Full guide: docs/evals.md.

  • direct_date skips test files (§20 dogfood false positive closed). New shared helper at packages/core/src/util/test-files.ts consolidates the 8 copies of the test-file regex that were scattered across detectors and the scoring / petty indices.
  • reporter/src/human.ts split into 10 files under human/ (scan.ts, context.ts, hotspots.ts, diff.ts, baseline.ts, verdict.ts, explain.ts, audit.ts, shared.ts, index.ts). Every file lands under 200 lines; bundled-fixture output is byte-identical to pre-split.
  • language-js/src/parse.ts split into 12 files under parse/ (index.ts orchestrator, types.ts, constants.ts, utils.ts, functions.ts, shapes.ts, shape-predicates.ts, shape-commander.ts, dates.ts, nav.ts, ui-strings.ts, jsx.ts). Every file under 250 lines; scan JSON output is byte-identical to pre-split.
  • No new detectors. Period. The 0.6.0 slate is what we calibrate for the next ~3 months. Detector changes in 0.7.0 are exemptions and split-only refactors.
  • No schema bump. Every addition is optional and back-compat — consumers don’t have to update anything to keep working.
  • No new commands beyond crimes feedback. The rest of the CLI surface is unchanged from 0.6.0.
  • No Python. Open question in PRD §26, deferred again.
  • No LLM-assisted detector modes. Evals call LLMs; detectors stay deterministic. Wedge protection.
  • No hosted feedback collector. Everything stays local on your machine.

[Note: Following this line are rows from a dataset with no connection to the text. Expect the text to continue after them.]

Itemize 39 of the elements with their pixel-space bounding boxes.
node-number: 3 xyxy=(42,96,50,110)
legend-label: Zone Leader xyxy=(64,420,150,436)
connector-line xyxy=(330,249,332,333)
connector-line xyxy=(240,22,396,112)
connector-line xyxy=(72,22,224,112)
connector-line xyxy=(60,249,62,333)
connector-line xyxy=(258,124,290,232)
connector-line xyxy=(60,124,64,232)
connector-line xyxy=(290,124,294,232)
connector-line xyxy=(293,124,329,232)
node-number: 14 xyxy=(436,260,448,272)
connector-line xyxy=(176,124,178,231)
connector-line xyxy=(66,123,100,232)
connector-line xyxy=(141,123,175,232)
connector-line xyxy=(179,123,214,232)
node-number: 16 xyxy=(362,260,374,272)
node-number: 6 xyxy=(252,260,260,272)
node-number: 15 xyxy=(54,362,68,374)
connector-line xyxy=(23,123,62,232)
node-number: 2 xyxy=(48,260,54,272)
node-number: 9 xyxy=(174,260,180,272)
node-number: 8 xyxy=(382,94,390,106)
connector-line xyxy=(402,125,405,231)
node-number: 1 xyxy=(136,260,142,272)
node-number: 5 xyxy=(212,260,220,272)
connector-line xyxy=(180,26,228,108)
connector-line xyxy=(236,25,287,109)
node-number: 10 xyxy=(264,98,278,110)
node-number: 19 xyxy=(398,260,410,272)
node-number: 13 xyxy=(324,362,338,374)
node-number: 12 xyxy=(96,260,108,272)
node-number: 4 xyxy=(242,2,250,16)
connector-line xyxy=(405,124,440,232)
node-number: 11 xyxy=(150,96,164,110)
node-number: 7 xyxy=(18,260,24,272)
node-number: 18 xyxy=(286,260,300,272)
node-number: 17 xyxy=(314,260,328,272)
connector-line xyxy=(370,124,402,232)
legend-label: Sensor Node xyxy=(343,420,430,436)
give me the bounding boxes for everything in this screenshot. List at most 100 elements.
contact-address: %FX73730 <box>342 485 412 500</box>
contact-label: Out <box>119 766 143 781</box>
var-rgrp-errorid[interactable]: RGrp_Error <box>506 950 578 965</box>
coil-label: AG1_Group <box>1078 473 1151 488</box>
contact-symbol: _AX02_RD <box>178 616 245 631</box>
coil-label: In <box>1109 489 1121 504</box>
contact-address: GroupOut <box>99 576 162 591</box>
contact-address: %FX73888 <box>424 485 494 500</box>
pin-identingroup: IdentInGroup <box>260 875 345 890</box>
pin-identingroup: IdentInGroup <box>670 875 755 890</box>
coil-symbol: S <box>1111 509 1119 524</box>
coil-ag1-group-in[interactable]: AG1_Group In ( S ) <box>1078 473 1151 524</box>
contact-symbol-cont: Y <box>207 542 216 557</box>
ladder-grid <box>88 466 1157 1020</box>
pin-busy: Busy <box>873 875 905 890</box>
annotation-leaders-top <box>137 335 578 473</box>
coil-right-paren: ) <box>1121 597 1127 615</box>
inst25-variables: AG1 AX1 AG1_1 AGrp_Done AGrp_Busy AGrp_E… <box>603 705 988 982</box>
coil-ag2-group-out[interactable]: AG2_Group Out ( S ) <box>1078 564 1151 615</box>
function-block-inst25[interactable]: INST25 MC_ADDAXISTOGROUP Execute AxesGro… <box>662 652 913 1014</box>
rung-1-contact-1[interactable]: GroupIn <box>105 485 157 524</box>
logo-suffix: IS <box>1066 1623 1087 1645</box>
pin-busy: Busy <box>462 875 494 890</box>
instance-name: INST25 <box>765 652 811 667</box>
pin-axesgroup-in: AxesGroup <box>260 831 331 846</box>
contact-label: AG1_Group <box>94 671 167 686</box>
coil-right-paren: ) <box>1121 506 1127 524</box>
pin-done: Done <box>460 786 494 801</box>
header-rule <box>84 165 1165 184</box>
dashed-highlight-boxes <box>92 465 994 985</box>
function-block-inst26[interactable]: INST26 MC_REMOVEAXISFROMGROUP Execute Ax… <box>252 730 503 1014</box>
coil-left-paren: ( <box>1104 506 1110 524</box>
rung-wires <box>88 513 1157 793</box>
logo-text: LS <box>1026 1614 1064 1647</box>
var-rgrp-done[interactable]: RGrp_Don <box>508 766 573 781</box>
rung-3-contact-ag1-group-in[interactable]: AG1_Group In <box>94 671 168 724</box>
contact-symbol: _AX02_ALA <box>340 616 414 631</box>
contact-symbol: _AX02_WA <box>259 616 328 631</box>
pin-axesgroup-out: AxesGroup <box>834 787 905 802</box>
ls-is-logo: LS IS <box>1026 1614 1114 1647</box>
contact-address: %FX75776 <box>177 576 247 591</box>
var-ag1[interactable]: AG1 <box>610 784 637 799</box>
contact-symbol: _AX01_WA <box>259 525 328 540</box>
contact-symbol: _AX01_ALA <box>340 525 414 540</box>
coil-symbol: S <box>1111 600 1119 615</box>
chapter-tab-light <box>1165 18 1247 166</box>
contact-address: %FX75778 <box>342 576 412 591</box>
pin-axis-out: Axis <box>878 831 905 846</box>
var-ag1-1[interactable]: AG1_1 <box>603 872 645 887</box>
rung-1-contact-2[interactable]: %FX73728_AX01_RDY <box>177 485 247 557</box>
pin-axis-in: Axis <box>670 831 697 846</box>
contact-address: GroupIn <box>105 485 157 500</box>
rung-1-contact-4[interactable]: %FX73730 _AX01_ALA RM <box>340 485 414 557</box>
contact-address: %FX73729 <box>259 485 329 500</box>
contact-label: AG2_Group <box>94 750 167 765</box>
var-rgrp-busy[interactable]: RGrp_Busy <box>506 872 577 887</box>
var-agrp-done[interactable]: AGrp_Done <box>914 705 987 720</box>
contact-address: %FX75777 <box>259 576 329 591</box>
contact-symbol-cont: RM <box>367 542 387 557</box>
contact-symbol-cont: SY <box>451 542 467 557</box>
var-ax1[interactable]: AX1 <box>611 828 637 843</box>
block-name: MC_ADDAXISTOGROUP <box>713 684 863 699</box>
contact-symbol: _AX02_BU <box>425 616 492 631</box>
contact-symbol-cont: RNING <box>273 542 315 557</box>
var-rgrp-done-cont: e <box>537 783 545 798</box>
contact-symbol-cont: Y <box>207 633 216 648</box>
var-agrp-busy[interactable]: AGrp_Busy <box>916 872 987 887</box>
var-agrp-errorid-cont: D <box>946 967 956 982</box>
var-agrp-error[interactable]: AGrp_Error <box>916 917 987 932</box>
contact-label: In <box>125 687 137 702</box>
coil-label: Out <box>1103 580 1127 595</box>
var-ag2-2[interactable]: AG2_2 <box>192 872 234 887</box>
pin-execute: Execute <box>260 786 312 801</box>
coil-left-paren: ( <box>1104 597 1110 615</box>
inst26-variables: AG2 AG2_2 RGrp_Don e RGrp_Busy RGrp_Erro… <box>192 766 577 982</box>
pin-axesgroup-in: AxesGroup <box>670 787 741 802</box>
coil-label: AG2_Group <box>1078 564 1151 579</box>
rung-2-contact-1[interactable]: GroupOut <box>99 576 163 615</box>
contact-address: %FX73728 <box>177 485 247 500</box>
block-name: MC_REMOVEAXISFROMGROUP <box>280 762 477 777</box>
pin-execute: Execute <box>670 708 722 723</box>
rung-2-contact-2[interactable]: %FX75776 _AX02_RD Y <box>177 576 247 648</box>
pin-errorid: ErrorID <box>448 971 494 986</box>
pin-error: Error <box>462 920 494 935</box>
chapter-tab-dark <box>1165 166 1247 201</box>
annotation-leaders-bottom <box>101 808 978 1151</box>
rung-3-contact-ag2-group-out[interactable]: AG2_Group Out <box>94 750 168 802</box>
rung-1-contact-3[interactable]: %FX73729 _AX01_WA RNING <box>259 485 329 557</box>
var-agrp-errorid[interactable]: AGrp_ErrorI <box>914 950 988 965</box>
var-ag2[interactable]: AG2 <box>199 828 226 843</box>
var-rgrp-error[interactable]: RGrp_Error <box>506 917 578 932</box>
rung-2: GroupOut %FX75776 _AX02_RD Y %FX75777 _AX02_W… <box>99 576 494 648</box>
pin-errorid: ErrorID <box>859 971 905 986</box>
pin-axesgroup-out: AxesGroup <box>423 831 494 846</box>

The calibration data this release collects becomes the inputs to 0.8.0’s detector tuning:

  • Threshold / severity adjustments based on crimes feedback summary --global outputs.
  • Resurface trajectories from crimes feedback recheck (fp → tp = win; fp → fp = candidate for further tuning).
  • Agent-behaviour regressions caught by the PR replay workflow.

The release notes will quote the specific calibration deltas that drove each tuning change — that’s the value of the loop you’re participating in by upgrading.

Terminal window
npm install -g crimes@0.7.0
crimes --version # crimes@0.7.0

If you previously used crimes ignore to suppress findings — those suppressions all stay source: "manual" and never resurface. The new mechanism only kicks in for entries written by crimes feedback ... --verdict fp (which add source: "feedback" + crimes_version_pinned).

After upgrading, run crimes scan in a project you already use crimes on; every finding in the human output now carries the Give feedback: ... hint. Mark a few that surprised you and you’ve started the loop.